Gunner pushed past her, out of the door into the hallway, and he took off running.
“Where are you going?” Saffron called after him. “Ship’s this way.”
“I’m going for weapons,” he threw over his shoulder. “Come with me.”
But Saffron only shook her head.
He turned back to see where he was going, and then careened around a corner to the weapons stash he knew that Atticus kept. Before he did, he shot one last glance back at Saffron.
Except Saffron wasn’t there anymore.
Oh, hell, he hoped she was okay. Woman wasn’t thinking clearly. Grief had turned her mind. He understood, but there was no way he could live with himself leaving Eve behind here. He wasn’t exactly a good man, even though Eve had said he was, but he had his lines in the sand that he wouldn’t cross. This was one of them.
He skidded to a stop in front of the door to the weapons stash and opened the panel. He pressed the open button.
Enter code.
Damn it all to hell, there was a code?
He looked to his left and to his right. The damned vidya could be anywhere.

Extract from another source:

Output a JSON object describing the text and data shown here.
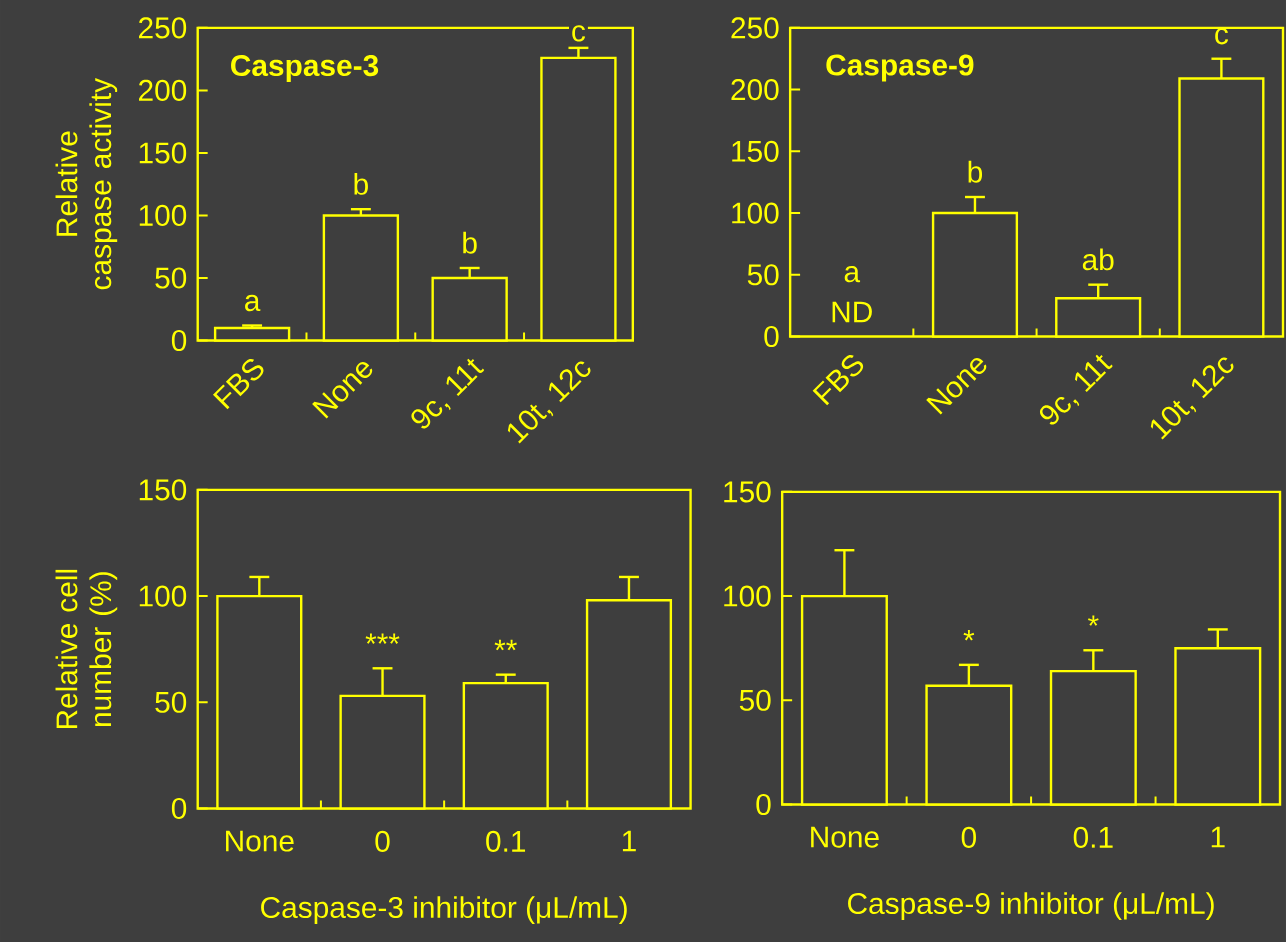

Okay, back when this was a military base, there was a universal code to open any door with a regular security clearance. He punched it in to the panel.
Access
denied.
“Fuck,” he roared at it.
Oh, actually, wait. That wasn’t the universal access code. That was the last six digits of his identification number, what he used to punch in to get rations and fresh uniforms and all that.
He tried again.
The door slid open.
It was a small room, but it was jam-packed with weapons. They hung in racks on the wall, and he ran his fingers over them with a slight smile. “Hi there,” he whispered. His fingers settled on an Orse Thunder-7. “Oh, come to Daddy.” He took the thing off the rack and tried it out for a second. It was a hefty thing, but it packed a punch. Instead of a small, concentrated plasma beam (like a pistol or blast rifle), it shot balls of plasma, and it had a core propulsion system that hurled them at a velocity high enough to punch through most anything. Going up against a vidya, it was the only thing a man could want.
He swept up a few cartridges of gas, although the Thun-7 generally didn’t go too hard on the fuel. Thing ate charge like nobody’s business, though. Hell, he hoped this one had battery.
He switched it on.
It powered up in his hands, and he could almost feel its power itching to be released.
Okay, looked good.
Was there an extra battery in here, though?

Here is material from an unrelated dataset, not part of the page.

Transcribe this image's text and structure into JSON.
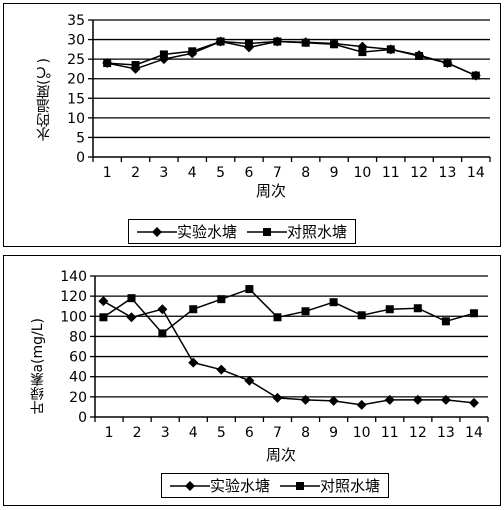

He scanned the shelves. There were the batteries. He went over and looked through them, resting the Thun-7 on the floor. It was a heavy bastard.
“You kidding me?” he muttered. No extra batteries that would fit?
This reminded him of a particular rant he had about weapons and how the companies refused to make parts interchangeable, which was hell for a person trying to win a stupid war. Of course, there were no companies now, unless you counted the ones that manufactured weapons for the Xerkabah.
“Fuck,” he muttered again.
He grabbed a few cartridges for his plaspistol and shoved that in his belt.
Then, hoisting the Thun-7 up over his shoulder, he headed down the hallway, back the way he’d come.
The hallways were quiet and still, but there was a creeping warmth coming in from the open door in Atticus’s den, and he could hear the coolant system straining.
He turned a corner, half-expecting the vidya to be there, waiting for him, jaws open into a dark, gaping mouth, beady eyes dancing.